Ира зашла в тёплую чистую квартиру и тихо сползла по стене на пол. Катя выскочила из комнаты и опустилась на колени рядом с подругой.
— Катя, я из дома ушла. Как теперь мне вернуться — не знаю. Мне страшно, Кать, очень страшно. Я сегодня еле ноги унесла от него и его дружков. Кать, я его ударила. По голове, Кать. Я даже не знаю, чем это для него закончится.
— Ничем! Были бы мозги, было бы сотрясение, а так даже не почувствует, — отрезала Булавина. — Ты на себя посмотри! Только не рассказывай мне, что рану на виске и синяк под глазом ты заработала по большой любви! Ты сможешь встать и дойти до машины?
— Зачем? — спросила обессилевшая Ира.
— Затем, моя милая, что нам надо в травмпункт ехать, побои зафиксировать! Чтобы на суде его по стене размазали! А ещё в полицию сообщить, чтобы тебя направили на медицинское освидетельствование в бюро судебно-медицинской экспертизы.

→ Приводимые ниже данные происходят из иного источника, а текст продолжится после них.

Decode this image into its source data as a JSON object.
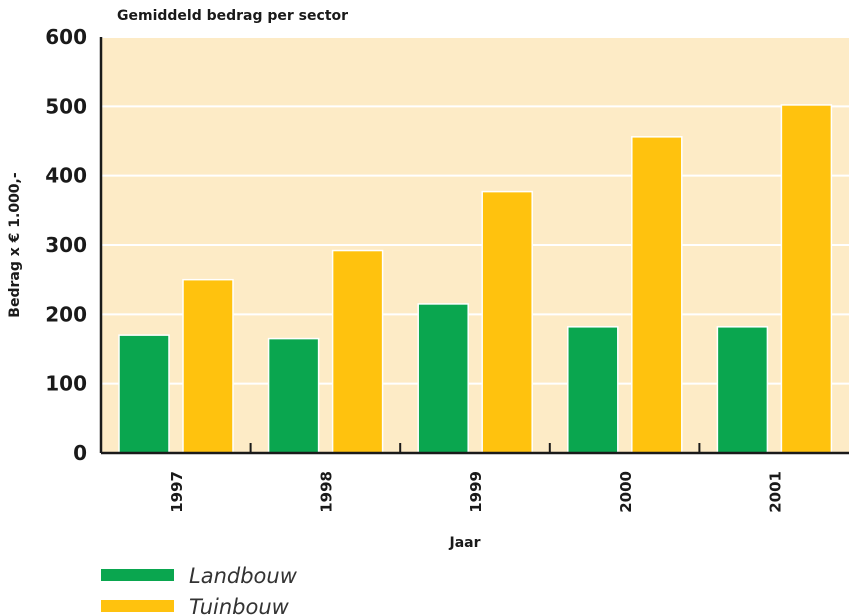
{
  "chart_data": {
    "type": "bar",
    "title": "Gemiddeld bedrag per sector",
    "xlabel": "Jaar",
    "ylabel": "Bedrag x € 1.000,-",
    "categories": [
      "1997",
      "1998",
      "1999",
      "2000",
      "2001"
    ],
    "series": [
      {
        "name": "Landbouw",
        "color": "#0aa64f",
        "values": [
          170,
          165,
          215,
          182,
          182
        ]
      },
      {
        "name": "Tuinbouw",
        "color": "#ffc20e",
        "values": [
          250,
          292,
          377,
          456,
          502
        ]
      }
    ],
    "yticks": [
      "0",
      "100",
      "200",
      "300",
      "400",
      "500",
      "600"
    ],
    "ylim": [
      0,
      600
    ],
    "grid": true,
    "legend_position": "bottom-left",
    "colors": {
      "plot_background": "#fdebc6",
      "gridline": "#ffffff",
      "axis": "#1a1a1a"
    }
  }
}
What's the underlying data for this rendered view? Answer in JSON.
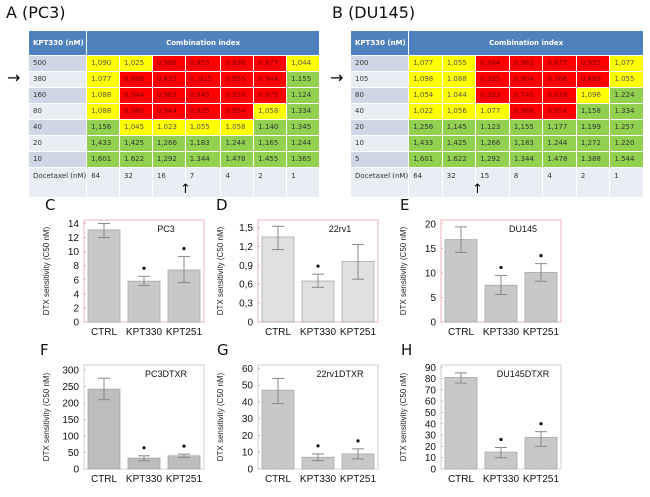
{
  "panels": {
    "A": {
      "label": "A (PC3)"
    },
    "B": {
      "label": "B (DU145)"
    },
    "C": {
      "label": "C"
    },
    "D": {
      "label": "D"
    },
    "E": {
      "label": "E"
    },
    "F": {
      "label": "F"
    },
    "G": {
      "label": "G"
    },
    "H": {
      "label": "H"
    }
  },
  "tables": {
    "A": {
      "row_header": "KPT330 (nM)",
      "col_header": "Combination index",
      "footer_label": "Docetaxel (nM)",
      "columns": [
        "64",
        "32",
        "16",
        "7",
        "4",
        "2",
        "1"
      ],
      "rows": [
        {
          "label": "500",
          "values": [
            "1,090",
            "1,025",
            "0.968",
            "0.855",
            "0.836",
            "0.877",
            "1,044"
          ],
          "colors": [
            "y",
            "y",
            "r",
            "r",
            "r",
            "r",
            "y"
          ]
        },
        {
          "label": "380",
          "values": [
            "1.077",
            "0.866",
            "0.832",
            "0,.925",
            "0.955",
            "0.944",
            "1.155"
          ],
          "colors": [
            "y",
            "r",
            "r",
            "r",
            "r",
            "r",
            "g"
          ]
        },
        {
          "label": "160",
          "values": [
            "1.088",
            "0,944",
            "0.962",
            "0.945",
            "0.928",
            "0.975",
            "1.124"
          ],
          "colors": [
            "y",
            "r",
            "r",
            "r",
            "r",
            "r",
            "g"
          ]
        },
        {
          "label": "80",
          "values": [
            "1,088",
            "0.980",
            "0.944",
            "0.935",
            "0.954",
            "1,058",
            "1.334"
          ],
          "colors": [
            "y",
            "r",
            "r",
            "r",
            "r",
            "y",
            "g"
          ]
        },
        {
          "label": "40",
          "values": [
            "1,156",
            "1,045",
            "1.023",
            "1,055",
            "1.058",
            "1.140",
            "1.345"
          ],
          "colors": [
            "g",
            "y",
            "y",
            "y",
            "y",
            "g",
            "g"
          ]
        },
        {
          "label": "20",
          "values": [
            "1,433",
            "1,425",
            "1,266",
            "1,183",
            "1.244",
            "1,165",
            "1.244"
          ],
          "colors": [
            "g",
            "g",
            "g",
            "g",
            "g",
            "g",
            "g"
          ]
        },
        {
          "label": "10",
          "values": [
            "1,601",
            "1.622",
            "1,292",
            "1.344",
            "1.478",
            "1.455",
            "1.365"
          ],
          "colors": [
            "g",
            "g",
            "g",
            "g",
            "g",
            "g",
            "g"
          ]
        }
      ],
      "highlight_row": "380",
      "highlight_column": "7"
    },
    "B": {
      "row_header": "KPT330 (nM)",
      "col_header": "Combination index",
      "footer_label": "Docetaxel (nM)",
      "columns": [
        "64",
        "32",
        "15",
        "8",
        "4",
        "2",
        "1"
      ],
      "rows": [
        {
          "label": "200",
          "values": [
            "1,077",
            "1,055",
            "0,844",
            "0.983",
            "0.877",
            "0.955",
            "1,077"
          ],
          "colors": [
            "y",
            "y",
            "r",
            "r",
            "r",
            "r",
            "y"
          ]
        },
        {
          "label": "105",
          "values": [
            "1,098",
            "1.088",
            "0.935",
            "0.804",
            "0.766",
            "0.889",
            "1.055"
          ],
          "colors": [
            "y",
            "y",
            "r",
            "r",
            "r",
            "r",
            "y"
          ]
        },
        {
          "label": "80",
          "values": [
            "1,054",
            "1.044",
            "0,933",
            "0.745",
            "0.828",
            "1,096",
            "1.224"
          ],
          "colors": [
            "y",
            "y",
            "r",
            "r",
            "r",
            "y",
            "g"
          ]
        },
        {
          "label": "40",
          "values": [
            "1,022",
            "1,056",
            "1.077",
            "0.988",
            "0.954",
            "1,158",
            "1.334"
          ],
          "colors": [
            "y",
            "y",
            "y",
            "r",
            "r",
            "g",
            "g"
          ]
        },
        {
          "label": "20",
          "values": [
            "1,256",
            "1,145",
            "1.123",
            "1,155",
            "1,177",
            "1.199",
            "1.257"
          ],
          "colors": [
            "g",
            "g",
            "g",
            "g",
            "g",
            "g",
            "g"
          ]
        },
        {
          "label": "10",
          "values": [
            "1,433",
            "1,425",
            "1,266",
            "1,183",
            "1.244",
            "1,272",
            "1.220"
          ],
          "colors": [
            "g",
            "g",
            "g",
            "g",
            "g",
            "g",
            "g"
          ]
        },
        {
          "label": "5",
          "values": [
            "1,601",
            "1.622",
            "1,292",
            "1.344",
            "1.478",
            "1.388",
            "1.544"
          ],
          "colors": [
            "g",
            "g",
            "g",
            "g",
            "g",
            "g",
            "g"
          ]
        }
      ],
      "highlight_row": "105",
      "highlight_column": "15"
    }
  },
  "colors": {
    "red": "#ff0000",
    "yellow": "#ffff00",
    "green": "#92d050",
    "header": "#4f81bd"
  },
  "chart_data": [
    {
      "id": "C",
      "type": "bar",
      "title": "PC3",
      "ylabel": "DTX sensitivity (C50 nM)",
      "xlabel": "",
      "categories": [
        "CTRL",
        "KPT330",
        "KPT251"
      ],
      "values": [
        13.1,
        5.8,
        7.4
      ],
      "errors_low": [
        12.0,
        5.2,
        5.6
      ],
      "errors_high": [
        14.0,
        6.5,
        9.3
      ],
      "significant": [
        false,
        true,
        true
      ],
      "ylim": [
        0,
        14.5
      ],
      "yticks": [
        "0",
        "2",
        "4",
        "6",
        "8",
        "10",
        "12",
        "14"
      ],
      "ytick_values": [
        0,
        2,
        4,
        6,
        8,
        10,
        12,
        14
      ],
      "bar_color": "#c8c8c8",
      "frame_color": "#e8b4b4"
    },
    {
      "id": "D",
      "type": "bar",
      "title": "22rv1",
      "ylabel": "DTX sensitivity (C50 nM)",
      "xlabel": "",
      "categories": [
        "CTRL",
        "KPT330",
        "KPT251"
      ],
      "values": [
        1.35,
        0.65,
        0.96
      ],
      "errors_low": [
        1.15,
        0.55,
        0.68
      ],
      "errors_high": [
        1.52,
        0.76,
        1.23
      ],
      "significant": [
        false,
        true,
        false
      ],
      "ylim": [
        0,
        1.62
      ],
      "yticks": [
        "0",
        "0,3",
        "0,6",
        "0,9",
        "1,2",
        "1,5"
      ],
      "ytick_values": [
        0,
        0.3,
        0.6,
        0.9,
        1.2,
        1.5
      ],
      "bar_color": "#e0e0e0",
      "frame_color": "#e8b4b4"
    },
    {
      "id": "E",
      "type": "bar",
      "title": "DU145",
      "ylabel": "DTX sensitivity (C50 nM)",
      "xlabel": "",
      "categories": [
        "CTRL",
        "KPT330",
        "KPT251"
      ],
      "values": [
        16.8,
        7.5,
        10.1
      ],
      "errors_low": [
        14.2,
        5.6,
        8.3
      ],
      "errors_high": [
        19.4,
        9.5,
        11.9
      ],
      "significant": [
        false,
        true,
        true
      ],
      "ylim": [
        0,
        20.8
      ],
      "yticks": [
        "0",
        "5",
        "10",
        "15",
        "20"
      ],
      "ytick_values": [
        0,
        5,
        10,
        15,
        20
      ],
      "bar_color": "#c8c8c8",
      "frame_color": "#e8b4b4"
    },
    {
      "id": "F",
      "type": "bar",
      "title": "PC3DTXR",
      "ylabel": "DTX sensitivity (C50 nM)",
      "xlabel": "",
      "categories": [
        "CTRL",
        "KPT330",
        "KPT251"
      ],
      "values": [
        242,
        33,
        40
      ],
      "errors_low": [
        210,
        25,
        35
      ],
      "errors_high": [
        275,
        40,
        45
      ],
      "significant": [
        false,
        true,
        true
      ],
      "ylim": [
        0,
        315
      ],
      "yticks": [
        "0",
        "50",
        "100",
        "150",
        "200",
        "250",
        "300"
      ],
      "ytick_values": [
        0,
        50,
        100,
        150,
        200,
        250,
        300
      ],
      "bar_color": "#bdbdbd",
      "frame_color": "#d0d0d0"
    },
    {
      "id": "G",
      "type": "bar",
      "title": "22rv1DTXR",
      "ylabel": "DTX sensitivity (C50 nM)",
      "xlabel": "",
      "categories": [
        "CTRL",
        "KPT330",
        "KPT251"
      ],
      "values": [
        47,
        7,
        9
      ],
      "errors_low": [
        39,
        5,
        6
      ],
      "errors_high": [
        54,
        9,
        12
      ],
      "significant": [
        false,
        true,
        true
      ],
      "ylim": [
        0,
        62
      ],
      "yticks": [
        "0",
        "10",
        "20",
        "30",
        "40",
        "50",
        "60"
      ],
      "ytick_values": [
        0,
        10,
        20,
        30,
        40,
        50,
        60
      ],
      "bar_color": "#c8c8c8",
      "frame_color": "#d0d0d0"
    },
    {
      "id": "H",
      "type": "bar",
      "title": "DU145DTXR",
      "ylabel": "DTX sensitivity (C50 nM)",
      "xlabel": "",
      "categories": [
        "CTRL",
        "KPT330",
        "KPT251"
      ],
      "values": [
        81,
        15,
        28
      ],
      "errors_low": [
        76,
        10,
        20
      ],
      "errors_high": [
        85,
        19,
        33
      ],
      "significant": [
        false,
        true,
        true
      ],
      "ylim": [
        0,
        92
      ],
      "yticks": [
        "0",
        "10",
        "20",
        "30",
        "40",
        "50",
        "60",
        "70",
        "80",
        "90"
      ],
      "ytick_values": [
        0,
        10,
        20,
        30,
        40,
        50,
        60,
        70,
        80,
        90
      ],
      "bar_color": "#c8c8c8",
      "frame_color": "#d0d0d0"
    }
  ]
}
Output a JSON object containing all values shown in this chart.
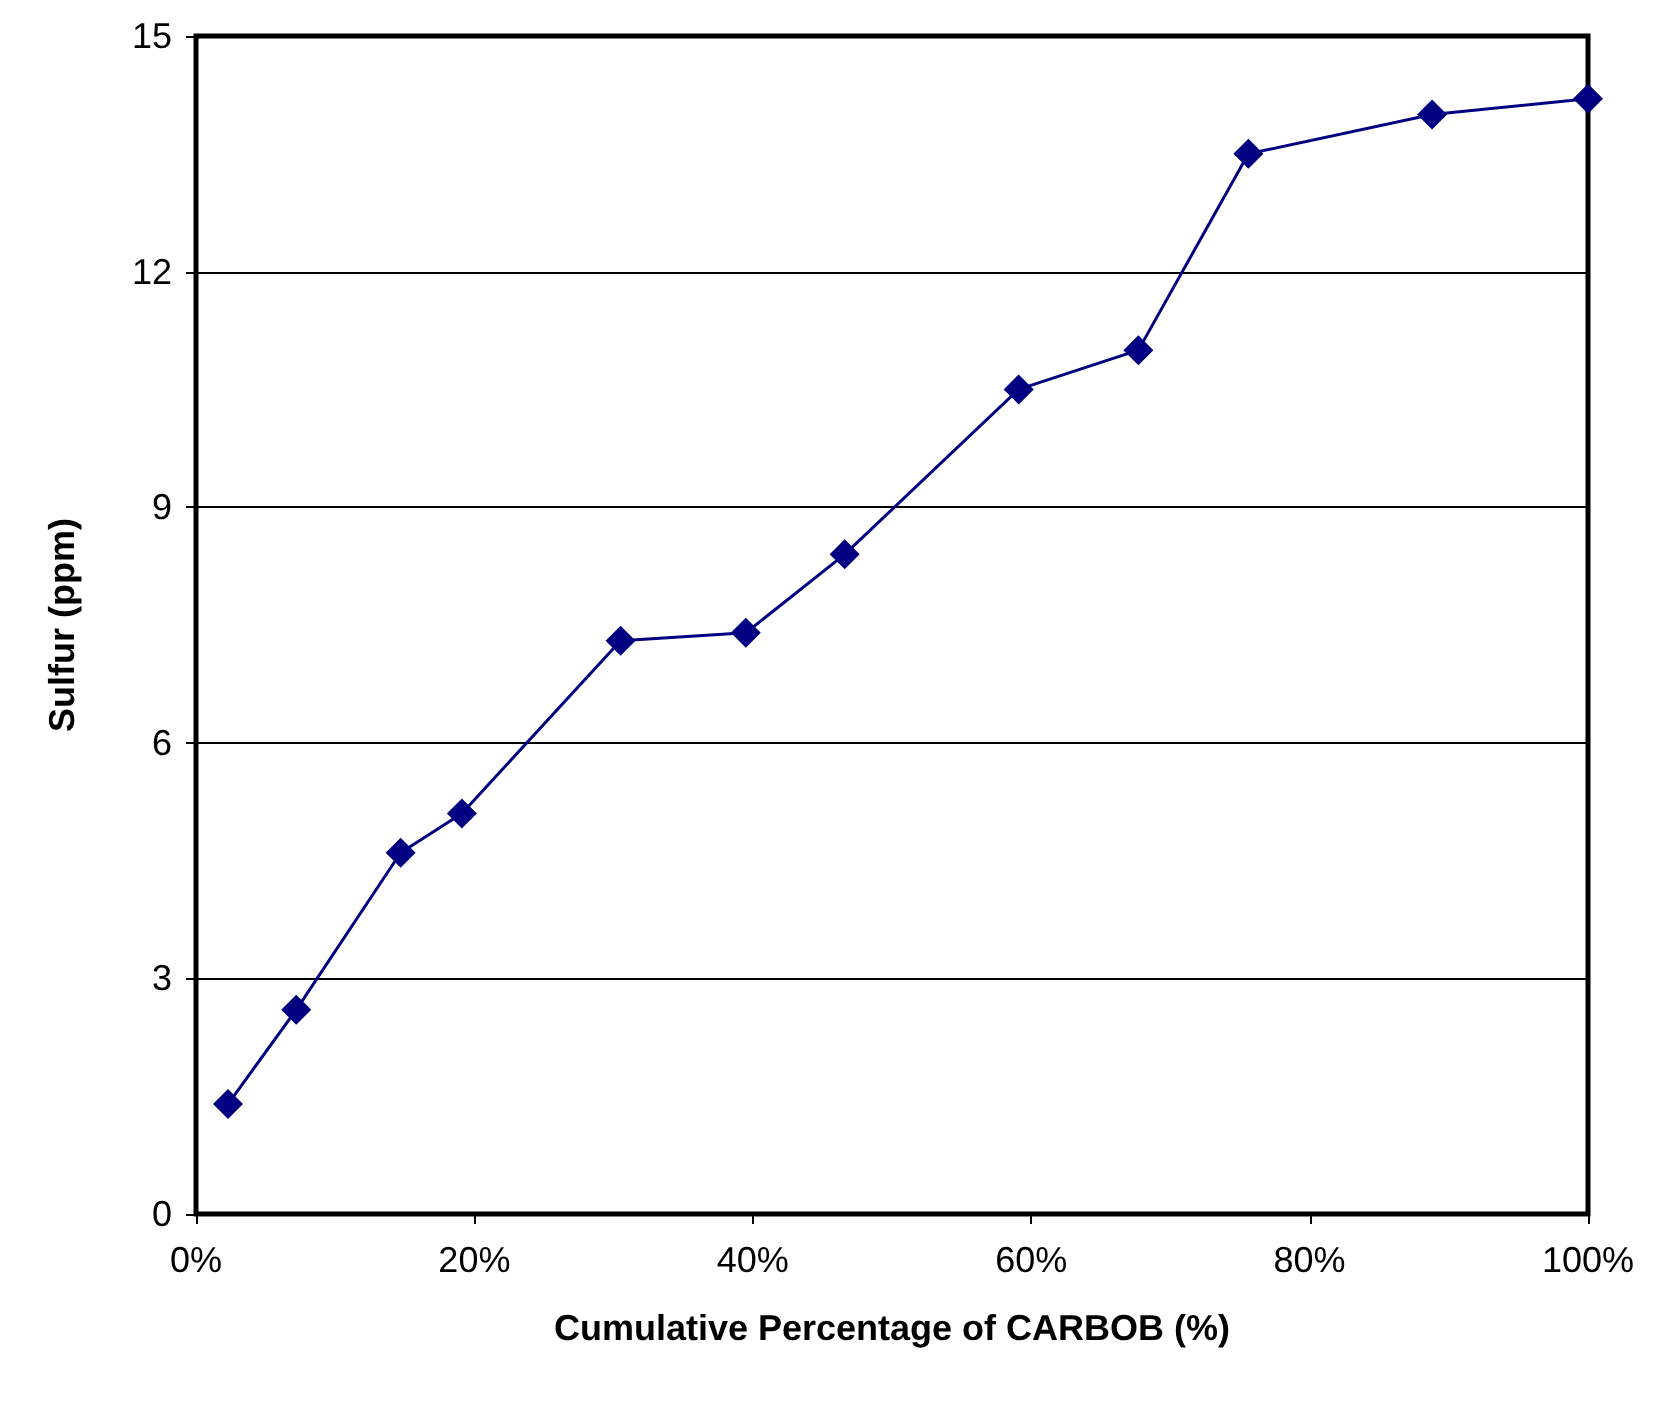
{
  "chart_data": {
    "type": "line",
    "xlabel": "Cumulative Percentage of CARBOB (%)",
    "ylabel": "Sulfur (ppm)",
    "x": [
      2.3,
      7.2,
      14.7,
      19.1,
      30.5,
      39.5,
      46.6,
      59.1,
      67.7,
      75.6,
      88.8,
      100
    ],
    "series": [
      {
        "color": "#000080",
        "values": [
          1.4,
          2.6,
          4.6,
          5.1,
          7.3,
          7.4,
          8.4,
          10.5,
          11.0,
          13.5,
          14.0,
          14.2
        ]
      }
    ],
    "xlim": [
      0,
      100
    ],
    "xticks": [
      {
        "value": 0,
        "label": "0%"
      },
      {
        "value": 20,
        "label": "20%"
      },
      {
        "value": 40,
        "label": "40%"
      },
      {
        "value": 60,
        "label": "60%"
      },
      {
        "value": 80,
        "label": "80%"
      },
      {
        "value": 100,
        "label": "100%"
      }
    ],
    "ylim": [
      0,
      15
    ],
    "yticks": [
      0,
      3,
      6,
      9,
      12,
      15
    ],
    "grid": "y",
    "marker": "diamond",
    "line_style": "solid"
  }
}
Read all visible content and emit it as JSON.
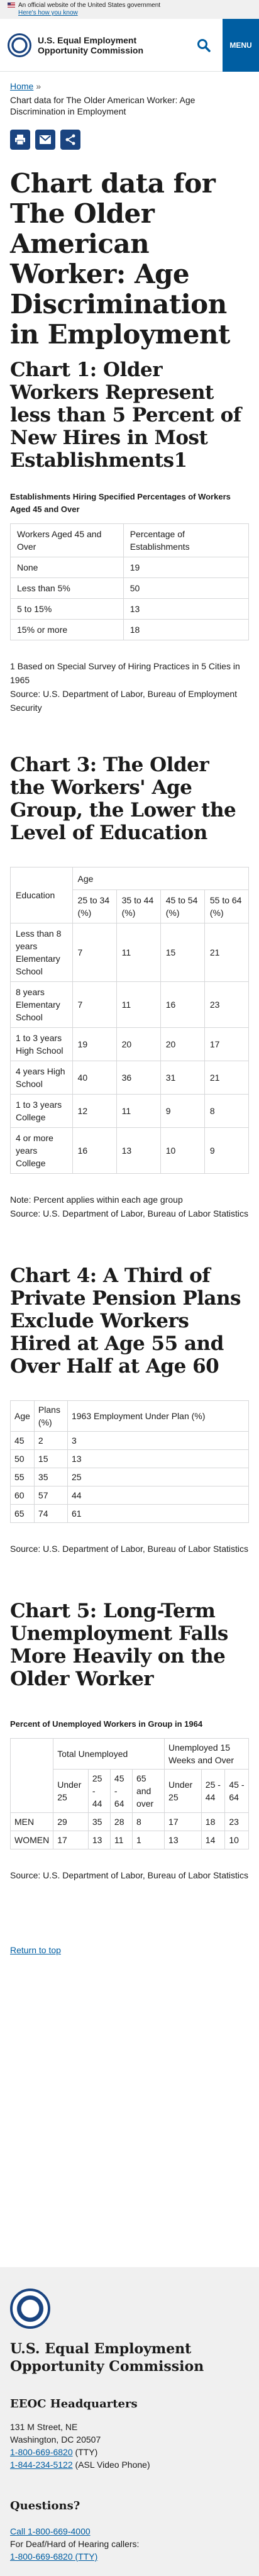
{
  "banner": {
    "text": "An official website of the United States government",
    "link": "Here's how you know"
  },
  "header": {
    "agency": "U.S. Equal Employment Opportunity Commission",
    "menu": "MENU"
  },
  "breadcrumb": {
    "home": "Home",
    "sep": "»",
    "current": "Chart data for The Older American Worker: Age Discrimination in Employment"
  },
  "title": "Chart data for The Older American Worker: Age Discrimination in Employment",
  "chart1": {
    "heading": "Chart 1: Older Workers Represent less than 5 Percent of New Hires in Most Establishments1",
    "caption": "Establishments Hiring Specified Percentages of Workers Aged 45 and Over",
    "col1": "Workers Aged 45 and Over",
    "col2": "Percentage of Establishments",
    "rows": [
      [
        "None",
        "19"
      ],
      [
        "Less than 5%",
        "50"
      ],
      [
        "5 to 15%",
        "13"
      ],
      [
        "15% or more",
        "18"
      ]
    ],
    "note1": "1 Based on Special Survey of Hiring Practices in 5 Cities in 1965",
    "source": "Source: U.S. Department of Labor, Bureau of Employment Security"
  },
  "chart3": {
    "heading": "Chart 3: The Older the Workers' Age Group, the Lower the Level of Education",
    "age": "Age",
    "education": "Education",
    "cols": [
      "25 to 34 (%)",
      "35 to 44 (%)",
      "45 to 54 (%)",
      "55 to 64 (%)"
    ],
    "rows": [
      [
        "Less than 8 years Elementary School",
        "7",
        "11",
        "15",
        "21"
      ],
      [
        "8 years Elementary School",
        "7",
        "11",
        "16",
        "23"
      ],
      [
        "1 to 3 years High School",
        "19",
        "20",
        "20",
        "17"
      ],
      [
        "4 years High School",
        "40",
        "36",
        "31",
        "21"
      ],
      [
        "1 to 3 years College",
        "12",
        "11",
        "9",
        "8"
      ],
      [
        "4 or more years College",
        "16",
        "13",
        "10",
        "9"
      ]
    ],
    "note": "Note: Percent applies within each age group",
    "source": "Source: U.S. Department of Labor, Bureau of Labor Statistics"
  },
  "chart4": {
    "heading": "Chart 4: A Third of Private Pension Plans Exclude Workers Hired at Age 55 and Over Half at Age 60",
    "cols": [
      "Age",
      "Plans (%)",
      "1963 Employment Under Plan (%)"
    ],
    "rows": [
      [
        "45",
        "2",
        "3"
      ],
      [
        "50",
        "15",
        "13"
      ],
      [
        "55",
        "35",
        "25"
      ],
      [
        "60",
        "57",
        "44"
      ],
      [
        "65",
        "74",
        "61"
      ]
    ],
    "source": "Source: U.S. Department of Labor, Bureau of Labor Statistics"
  },
  "chart5": {
    "heading": "Chart 5: Long-Term Unemployment Falls More Heavily on the Older Worker",
    "caption": "Percent of Unemployed Workers in Group in 1964",
    "group1": "Total Unemployed",
    "group2": "Unemployed 15 Weeks and Over",
    "sub": [
      "Under 25",
      "25 - 44",
      "45 - 64",
      "65 and over",
      "Under 25",
      "25 - 44",
      "45 - 64"
    ],
    "rows": [
      [
        "MEN",
        "29",
        "35",
        "28",
        "8",
        "17",
        "18",
        "23"
      ],
      [
        "WOMEN",
        "17",
        "13",
        "11",
        "1",
        "13",
        "14",
        "10"
      ]
    ],
    "source": "Source: U.S. Department of Labor, Bureau of Labor Statistics"
  },
  "return": "Return to top",
  "footer": {
    "agency": "U.S. Equal Employment Opportunity Commission",
    "hq": "EEOC Headquarters",
    "addr1": "131 M Street, NE",
    "addr2": "Washington, DC 20507",
    "phone1": "1-800-669-6820",
    "phone1_suffix": " (TTY)",
    "phone2": "1-844-234-5122",
    "phone2_suffix": " (ASL Video Phone)",
    "questions": "Questions?",
    "call": "Call 1-800-669-4000",
    "deaf": "For Deaf/Hard of Hearing callers:",
    "deaf_phone": "1-800-669-6820 (TTY)"
  }
}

— Не надо, Кать, я так устала от всего.
— Ничего, ты у нас женщина сильная. — Катя уже накладывала полоску стягивающего пластыря на кожу. — Швы можно не накладывать, рана не широкая, хотя кровит здорово. Надо будет холод приложить. А теперь вставай, поехали.
— Катя!
— Ира!
Булавина схватила ключи, накинула куртку прямо на домашний костюм и обняла Ирину:
— Завтра останешься у меня. Семёна Марковича я беру на себя. Потом позвоню Анюте с Игорем, мы что-нибудь придумаем. Вот увидишь, всё будет хорошо. А этого мерзавца ты из своей жизни выкинешь. И как можно быстрее, документы на развод нужно подать в ближайшие дни. И квартиру вернуть! А теперь посмотри на меня и поехали.